If the previous comes to pass, my next prediction is that suddenly the number of 915/925 motherboards, and machines based on the same, for sale on eBay will rise ever so slightly.

At some point in the future, people will figure out a way around the "Mac only" restrictions in the OS and allow it to boot on a beige box PC. The issue will be that the hack will require end users to go to obnoxious lengths to make it work, and even then it'll probably be twitchy (updates won't install, etc).

While I am very very curious about running the dev copy on a PC, I won't build one for that purpose. I also probably won't run OSX on a non-Apple Intel machine for that matter. The lack of having to have a separate system as a Wintendo, will easily allow me to afford a much nicer Mac. And no, steam sucks bigtime, so it's not for half life, please don't bother porting it to OSX. The main thing is that I cannot afford a Mac that's fast enough to run the A-list games at any decent speed. I do buy Mac games that will run on my tower tho.
 
So I downloaded the file anyway... What's the worse that can happen right? Well the disc is indeed bootable and shows the picture of a guy's rectum... Bon appétit!
 
ITASOR said:
You should have known not to download that.....why would an OS be a .exe. Well maybe you didn't know...man Windows is RISKY!
Um, I did know better - that's why I stopped the torrent dl and ran it through the virus scanner. :rolleyes: I presumed it would be a trojan from the moment I saw it.

It's a self extracting archive - that's why it's an .exe (notice that the virus was found inside the archive in the setup.exe file)
 
MagnusDredd said:
A bootstrap, which is the OS loader, will be entirely different for nearly every platform even if they use the same CPU.
(Edited quote)

I thought bootstrap was a pirate, lol. :D ;)
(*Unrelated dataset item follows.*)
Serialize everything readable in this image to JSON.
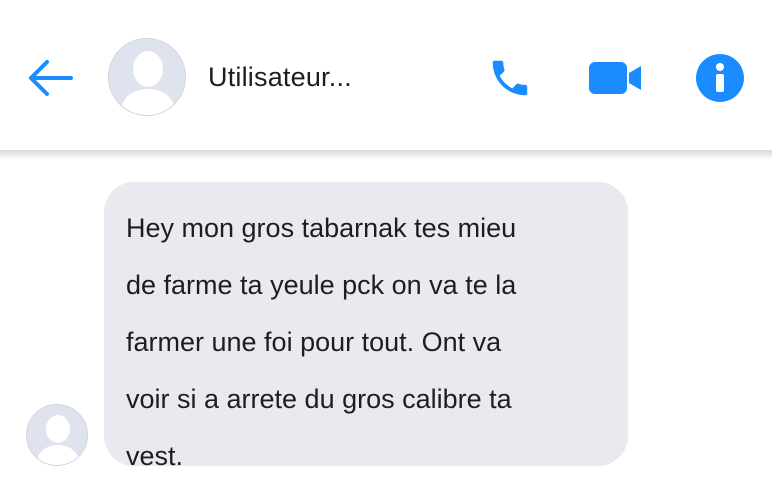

Thanks for both posts MagnusDredd, it hurt my brain, and now I gotta scratch it and get some sleep to digest it.
 
Applespider said:
Not true. My sister is in Scotland, in a small town between Edinburgh and Glasgow and she's on 2Mbps. I'm in London and have the slowest link in our family... until my upgrade comes through. ;)
since when did scotland become a part of england? i know a lot of scots who'd be offended by that statement
 
lucas said:
since when did scotland become a part of england? i know a lot of scots who'd be offended by that statement

Eeesh, stop being a pedant. I was replying to the being available outside London rather than suggesting Scotland was part of England. As a Scot, I'm very aware it's not. I just didn't feel correcting raggedjimmi that there were other UK nations outwith London.
 
MBHockey said:
Also...Steve has already said they will not license OS X for non-Mac hardware, so the last part of your post is simply incorrect.
Steve also said that they were not switching to Intell procs.
I wouldn't take his word as gospel truth on this issue.